1. La llegada de Polly
—Es hora de ir a la estación, Tom.
—Pues, venga, vamos.
—Oh, yo no voy. Hace mucha humedad y se me desharían los rizos si
saliera en un día como este. Quiero estar presentable cuando llegue
Polly.
—No querrás que vaya yo solo y traiga a una desconocida a casa,
¿no? —Tom estaba alarmado, como si su hermana le hubiera propuesto
escoltar a una mujer salvaje de Australia.
—Pues claro que sí. Debes ir a recogerla tú. Y, si no fueras un oso, hasta te gustaría.
—¡Qué cara que tienes! Supongo que debería ir, pero tú dijiste que
también vendrías. ¡La próxima vez no pienso preocuparme por tus amigas!
¡No, señor! —Tom se levantó resuelto del sofá pese a su
indignación, aunque el efecto de esta quedaba empañado en cierto modo
por una cabeza despeinada y por el aparente descuido de sus ropas en
general.
—Venga, no te enfades. Convenceré a mamá para que permita que venga
a visitarte ese tal Ned Miller, que tan bien te cae, cuando se haya ido
Polly —dijo Fanny con la esperanza de apaciguar su malhumor.
—¿Cuánto tiempo se quedará? —exigió Tom, arreglándose con una sacudida.
—Un mes o dos, probablemente. Es tan agradable… se quedará mientras se sienta a gusto.
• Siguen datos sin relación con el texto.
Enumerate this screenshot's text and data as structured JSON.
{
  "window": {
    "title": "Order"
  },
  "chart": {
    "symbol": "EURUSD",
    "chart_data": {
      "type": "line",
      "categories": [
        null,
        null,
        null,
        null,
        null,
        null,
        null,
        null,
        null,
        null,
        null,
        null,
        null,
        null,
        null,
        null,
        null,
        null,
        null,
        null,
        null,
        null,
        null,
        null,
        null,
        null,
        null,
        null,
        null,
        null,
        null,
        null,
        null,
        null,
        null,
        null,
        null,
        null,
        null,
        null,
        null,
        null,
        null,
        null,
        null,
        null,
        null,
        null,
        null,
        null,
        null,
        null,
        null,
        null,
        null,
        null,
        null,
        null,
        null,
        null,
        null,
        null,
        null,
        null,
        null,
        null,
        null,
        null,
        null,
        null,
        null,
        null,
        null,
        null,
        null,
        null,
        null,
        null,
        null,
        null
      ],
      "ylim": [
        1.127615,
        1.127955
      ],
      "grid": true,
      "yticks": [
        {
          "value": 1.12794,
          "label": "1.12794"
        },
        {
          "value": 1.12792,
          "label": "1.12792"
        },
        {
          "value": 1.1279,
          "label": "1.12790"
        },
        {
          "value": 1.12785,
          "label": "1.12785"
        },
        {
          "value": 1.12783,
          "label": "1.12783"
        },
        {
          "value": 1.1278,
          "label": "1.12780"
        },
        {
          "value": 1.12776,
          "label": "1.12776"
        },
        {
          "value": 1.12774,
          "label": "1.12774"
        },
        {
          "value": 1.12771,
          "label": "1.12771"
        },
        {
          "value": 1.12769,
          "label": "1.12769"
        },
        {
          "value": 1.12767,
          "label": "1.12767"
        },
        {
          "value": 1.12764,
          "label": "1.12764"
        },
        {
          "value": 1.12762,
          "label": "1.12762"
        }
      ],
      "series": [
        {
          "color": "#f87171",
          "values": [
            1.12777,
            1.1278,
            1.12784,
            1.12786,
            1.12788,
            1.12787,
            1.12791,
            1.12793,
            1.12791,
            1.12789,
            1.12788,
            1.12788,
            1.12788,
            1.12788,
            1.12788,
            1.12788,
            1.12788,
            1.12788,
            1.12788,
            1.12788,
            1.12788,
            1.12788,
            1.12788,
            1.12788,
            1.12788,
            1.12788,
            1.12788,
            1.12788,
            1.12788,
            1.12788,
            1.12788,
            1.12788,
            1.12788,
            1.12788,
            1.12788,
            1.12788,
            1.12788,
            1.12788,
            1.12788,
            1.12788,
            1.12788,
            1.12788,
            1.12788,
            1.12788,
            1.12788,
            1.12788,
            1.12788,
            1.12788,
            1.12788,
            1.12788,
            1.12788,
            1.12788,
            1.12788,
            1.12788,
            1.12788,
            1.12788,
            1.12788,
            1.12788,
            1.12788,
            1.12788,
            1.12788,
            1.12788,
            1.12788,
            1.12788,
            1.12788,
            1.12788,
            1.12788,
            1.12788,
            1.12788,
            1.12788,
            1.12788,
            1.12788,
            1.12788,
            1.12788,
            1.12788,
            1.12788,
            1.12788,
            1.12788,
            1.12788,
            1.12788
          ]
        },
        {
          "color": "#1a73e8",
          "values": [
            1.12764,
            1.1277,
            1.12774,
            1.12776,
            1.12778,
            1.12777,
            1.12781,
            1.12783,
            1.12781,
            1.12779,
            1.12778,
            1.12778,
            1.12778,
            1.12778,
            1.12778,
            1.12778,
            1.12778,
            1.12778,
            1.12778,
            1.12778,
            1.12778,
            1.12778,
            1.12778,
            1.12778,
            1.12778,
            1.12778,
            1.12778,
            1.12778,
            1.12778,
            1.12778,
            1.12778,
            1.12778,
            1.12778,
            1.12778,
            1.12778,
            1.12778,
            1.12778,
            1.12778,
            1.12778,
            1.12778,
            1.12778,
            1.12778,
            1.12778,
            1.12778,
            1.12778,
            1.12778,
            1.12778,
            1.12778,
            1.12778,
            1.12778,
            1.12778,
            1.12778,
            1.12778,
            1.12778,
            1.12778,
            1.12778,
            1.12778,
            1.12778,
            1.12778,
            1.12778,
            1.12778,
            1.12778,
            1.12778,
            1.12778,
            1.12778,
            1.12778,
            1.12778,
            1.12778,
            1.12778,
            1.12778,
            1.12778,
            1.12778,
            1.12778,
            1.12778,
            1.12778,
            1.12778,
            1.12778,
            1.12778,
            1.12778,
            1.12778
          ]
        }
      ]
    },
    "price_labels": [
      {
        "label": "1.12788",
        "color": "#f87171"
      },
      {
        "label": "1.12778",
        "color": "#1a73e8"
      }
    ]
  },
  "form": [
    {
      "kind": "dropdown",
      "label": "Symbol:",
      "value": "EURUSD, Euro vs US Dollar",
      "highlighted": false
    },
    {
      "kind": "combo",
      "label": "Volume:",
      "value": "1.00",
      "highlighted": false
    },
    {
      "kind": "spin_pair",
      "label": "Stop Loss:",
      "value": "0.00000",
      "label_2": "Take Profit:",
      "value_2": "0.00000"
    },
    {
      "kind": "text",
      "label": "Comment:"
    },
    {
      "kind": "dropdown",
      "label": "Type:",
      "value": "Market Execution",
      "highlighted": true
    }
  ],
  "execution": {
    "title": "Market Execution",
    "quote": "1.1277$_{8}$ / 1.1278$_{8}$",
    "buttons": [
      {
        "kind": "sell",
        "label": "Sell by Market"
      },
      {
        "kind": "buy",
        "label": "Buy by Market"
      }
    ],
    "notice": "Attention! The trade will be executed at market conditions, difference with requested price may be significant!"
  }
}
—Entonces no se quedará mucho tiempo si puedo evitarlo —murmuró
Tom, que consideraba a las chicas la parte superflua de la creación. Los
chicos de catorce años tienden a opinar de ese modo, lo que tal vez
resulte bastante adecuado dado que, como suelen cambiar radicalmente,
tienen la oportunidad de dejarse llevar por una buena chica,
metafóricamente hablando, cuando, tres o cuatro años después, se
convierten en los más serviles esclavos de «esas molestas chicas».